Prior to the start of the Industrial Revolution, near the end of the eighteenth century, the most powerful countries in Europe (and in the world overall) were Britain and France. The United States had just achieved an independence that was considered tenuous by the European powers: many did not believe this experiment in democracy would succeed.
It's partly a coincidence that, just at this time, the French Revolution began and threw Europe and much of the rest of the world into political and social turmoil, continuing with the Napoleonic wars, which followed and were not concluded until 1815. These upheavals changed the power structure in Europe, but they did so partly in a way that actually counterbalanced the effects of industrialization.

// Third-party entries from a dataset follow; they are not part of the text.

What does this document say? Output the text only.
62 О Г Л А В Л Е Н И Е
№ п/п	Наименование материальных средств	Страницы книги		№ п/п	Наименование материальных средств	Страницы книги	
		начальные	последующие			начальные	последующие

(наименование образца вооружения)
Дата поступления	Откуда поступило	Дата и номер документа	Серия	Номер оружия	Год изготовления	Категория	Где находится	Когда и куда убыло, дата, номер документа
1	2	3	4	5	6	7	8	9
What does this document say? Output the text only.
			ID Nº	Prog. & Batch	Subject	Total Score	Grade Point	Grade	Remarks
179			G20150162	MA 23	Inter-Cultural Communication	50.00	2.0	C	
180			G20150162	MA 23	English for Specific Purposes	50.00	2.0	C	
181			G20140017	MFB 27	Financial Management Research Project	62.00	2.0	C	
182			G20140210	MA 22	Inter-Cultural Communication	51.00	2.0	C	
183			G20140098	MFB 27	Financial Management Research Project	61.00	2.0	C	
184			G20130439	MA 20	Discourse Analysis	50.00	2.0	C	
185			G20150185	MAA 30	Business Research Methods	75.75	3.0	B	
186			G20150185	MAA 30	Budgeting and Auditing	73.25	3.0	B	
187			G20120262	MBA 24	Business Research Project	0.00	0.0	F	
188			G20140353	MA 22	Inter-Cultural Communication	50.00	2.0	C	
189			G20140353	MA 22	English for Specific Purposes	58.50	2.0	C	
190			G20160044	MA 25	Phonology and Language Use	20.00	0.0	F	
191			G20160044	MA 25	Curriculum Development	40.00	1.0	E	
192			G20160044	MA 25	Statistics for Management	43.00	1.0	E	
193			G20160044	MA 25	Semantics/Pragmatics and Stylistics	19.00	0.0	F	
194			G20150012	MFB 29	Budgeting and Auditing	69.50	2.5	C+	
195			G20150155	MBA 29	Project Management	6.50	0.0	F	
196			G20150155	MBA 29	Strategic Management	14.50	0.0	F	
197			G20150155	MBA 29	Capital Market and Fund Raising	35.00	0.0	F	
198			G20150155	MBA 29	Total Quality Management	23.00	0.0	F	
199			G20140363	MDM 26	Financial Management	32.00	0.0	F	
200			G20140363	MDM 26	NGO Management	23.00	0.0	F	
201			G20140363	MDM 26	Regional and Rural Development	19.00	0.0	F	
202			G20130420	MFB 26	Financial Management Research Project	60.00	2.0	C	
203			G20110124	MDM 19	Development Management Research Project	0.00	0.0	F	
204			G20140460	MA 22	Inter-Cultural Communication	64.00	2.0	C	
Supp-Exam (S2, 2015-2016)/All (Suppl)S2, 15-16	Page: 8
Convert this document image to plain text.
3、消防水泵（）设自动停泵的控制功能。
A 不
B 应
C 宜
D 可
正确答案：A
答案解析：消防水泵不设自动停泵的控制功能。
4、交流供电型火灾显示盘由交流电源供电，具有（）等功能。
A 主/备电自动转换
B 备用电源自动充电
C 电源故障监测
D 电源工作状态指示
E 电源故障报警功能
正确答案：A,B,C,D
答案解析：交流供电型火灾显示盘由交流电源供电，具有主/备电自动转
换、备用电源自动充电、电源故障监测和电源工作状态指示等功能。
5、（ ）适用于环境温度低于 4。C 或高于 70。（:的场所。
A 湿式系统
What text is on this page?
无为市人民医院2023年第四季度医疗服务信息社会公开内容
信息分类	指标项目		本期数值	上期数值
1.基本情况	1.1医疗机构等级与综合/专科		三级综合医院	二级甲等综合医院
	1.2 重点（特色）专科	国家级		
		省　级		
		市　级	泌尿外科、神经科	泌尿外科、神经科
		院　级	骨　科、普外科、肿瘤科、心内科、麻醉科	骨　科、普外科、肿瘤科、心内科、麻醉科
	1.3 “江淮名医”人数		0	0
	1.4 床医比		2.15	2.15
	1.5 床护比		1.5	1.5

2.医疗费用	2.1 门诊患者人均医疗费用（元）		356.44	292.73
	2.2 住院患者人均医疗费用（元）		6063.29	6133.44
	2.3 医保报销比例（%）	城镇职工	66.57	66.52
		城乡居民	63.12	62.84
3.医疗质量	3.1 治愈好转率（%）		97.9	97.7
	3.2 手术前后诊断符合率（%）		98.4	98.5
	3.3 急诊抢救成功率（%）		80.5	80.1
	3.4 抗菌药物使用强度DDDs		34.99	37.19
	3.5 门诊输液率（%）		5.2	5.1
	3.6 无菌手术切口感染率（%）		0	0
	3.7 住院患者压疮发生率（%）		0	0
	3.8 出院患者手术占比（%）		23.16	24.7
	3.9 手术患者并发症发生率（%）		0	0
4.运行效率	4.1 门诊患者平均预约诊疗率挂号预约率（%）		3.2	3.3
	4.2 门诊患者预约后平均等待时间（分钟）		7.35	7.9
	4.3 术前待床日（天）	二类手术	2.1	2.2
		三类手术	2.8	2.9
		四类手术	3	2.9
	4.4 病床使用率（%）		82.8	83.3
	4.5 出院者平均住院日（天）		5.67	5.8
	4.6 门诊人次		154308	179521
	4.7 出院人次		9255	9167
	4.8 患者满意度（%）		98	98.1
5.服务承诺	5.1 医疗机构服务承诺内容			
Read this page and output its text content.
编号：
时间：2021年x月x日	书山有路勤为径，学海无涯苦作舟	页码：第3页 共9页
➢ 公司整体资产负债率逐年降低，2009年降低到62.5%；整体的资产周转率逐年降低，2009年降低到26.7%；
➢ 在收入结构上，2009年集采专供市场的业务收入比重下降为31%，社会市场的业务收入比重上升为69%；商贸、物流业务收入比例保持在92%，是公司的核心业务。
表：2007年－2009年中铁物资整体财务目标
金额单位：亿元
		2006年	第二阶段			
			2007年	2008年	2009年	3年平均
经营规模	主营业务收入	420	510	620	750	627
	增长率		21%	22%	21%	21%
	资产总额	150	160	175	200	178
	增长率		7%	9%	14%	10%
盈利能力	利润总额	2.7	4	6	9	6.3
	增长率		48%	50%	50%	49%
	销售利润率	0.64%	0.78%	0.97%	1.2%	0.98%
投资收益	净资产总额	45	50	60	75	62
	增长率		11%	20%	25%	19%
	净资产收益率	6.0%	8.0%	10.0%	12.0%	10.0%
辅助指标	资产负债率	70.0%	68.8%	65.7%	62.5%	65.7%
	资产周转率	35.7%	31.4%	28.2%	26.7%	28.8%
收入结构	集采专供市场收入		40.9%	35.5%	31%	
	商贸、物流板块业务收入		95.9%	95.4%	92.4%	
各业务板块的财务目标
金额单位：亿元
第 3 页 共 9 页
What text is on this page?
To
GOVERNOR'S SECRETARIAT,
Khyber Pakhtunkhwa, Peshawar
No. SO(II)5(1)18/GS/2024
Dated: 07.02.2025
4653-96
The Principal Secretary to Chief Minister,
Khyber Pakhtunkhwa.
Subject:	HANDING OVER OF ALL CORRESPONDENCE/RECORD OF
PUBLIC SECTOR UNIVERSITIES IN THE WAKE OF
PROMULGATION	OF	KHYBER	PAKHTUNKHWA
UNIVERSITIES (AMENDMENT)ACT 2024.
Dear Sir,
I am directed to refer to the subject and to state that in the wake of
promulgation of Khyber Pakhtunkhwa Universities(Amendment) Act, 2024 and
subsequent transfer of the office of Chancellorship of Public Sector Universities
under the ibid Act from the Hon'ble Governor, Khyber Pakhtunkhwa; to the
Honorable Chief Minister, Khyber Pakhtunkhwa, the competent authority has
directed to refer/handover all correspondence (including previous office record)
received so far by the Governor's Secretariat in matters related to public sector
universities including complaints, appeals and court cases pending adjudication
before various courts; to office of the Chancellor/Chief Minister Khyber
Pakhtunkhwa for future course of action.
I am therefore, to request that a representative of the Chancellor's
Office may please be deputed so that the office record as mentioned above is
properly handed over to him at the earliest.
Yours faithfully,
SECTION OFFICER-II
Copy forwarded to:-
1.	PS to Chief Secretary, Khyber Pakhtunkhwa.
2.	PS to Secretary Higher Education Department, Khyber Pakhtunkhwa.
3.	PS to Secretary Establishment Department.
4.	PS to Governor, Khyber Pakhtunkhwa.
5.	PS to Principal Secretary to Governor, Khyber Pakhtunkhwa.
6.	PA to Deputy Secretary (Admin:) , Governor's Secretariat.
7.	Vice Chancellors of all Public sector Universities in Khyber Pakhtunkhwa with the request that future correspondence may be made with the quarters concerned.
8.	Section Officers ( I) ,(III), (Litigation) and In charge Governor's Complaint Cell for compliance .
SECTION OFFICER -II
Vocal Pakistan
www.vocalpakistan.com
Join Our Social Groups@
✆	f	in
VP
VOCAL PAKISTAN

This is because Russia became a major power in Europe, despite the fact that, for the next hundred years, it continued to have less industry than the Western European countries. At the same time, however, industrialization became as rapid in the German states as in Britain and France. The economic wealth created by industry was one factor that enabled the unification of Germany in 1871. Now, the major world powers were Britain, France, Germany, Russia (in spite of Russia's still mostly agrarian economy), and the United States. Within the United States, industrialization in the North was partly, if not mostly, what enabled its victory in the Civil War. So, during the period from 1789 to 1865, the balance of power within the United States had shifted from more or less equality between North and South to dominance by the North. With the Union victory, the United States became a major world player, rivaling and eventually surpassing the European powers.
Apart from Russia, those countries which had not achieved industrialization, such as the Ottoman Empire and China, fell behind. Ottoman Turkey became a quasi-client state, first of Britain, and then, as World War I approached, of Germany. China came under the economic dominance of Britain, as did most of Asia, either through direct colonization (in India) or through the economic leverage Britain asserted. Japan did not became a world power until the modernization of its military and the industry it began to develop in the late nineteenth century. All of these power shifts, whether or not they were the ultimate result of the Industrial Revolution, set the stage for the two world wars of the twentieth century and the subsequent developments leading to the situation existing in the world today.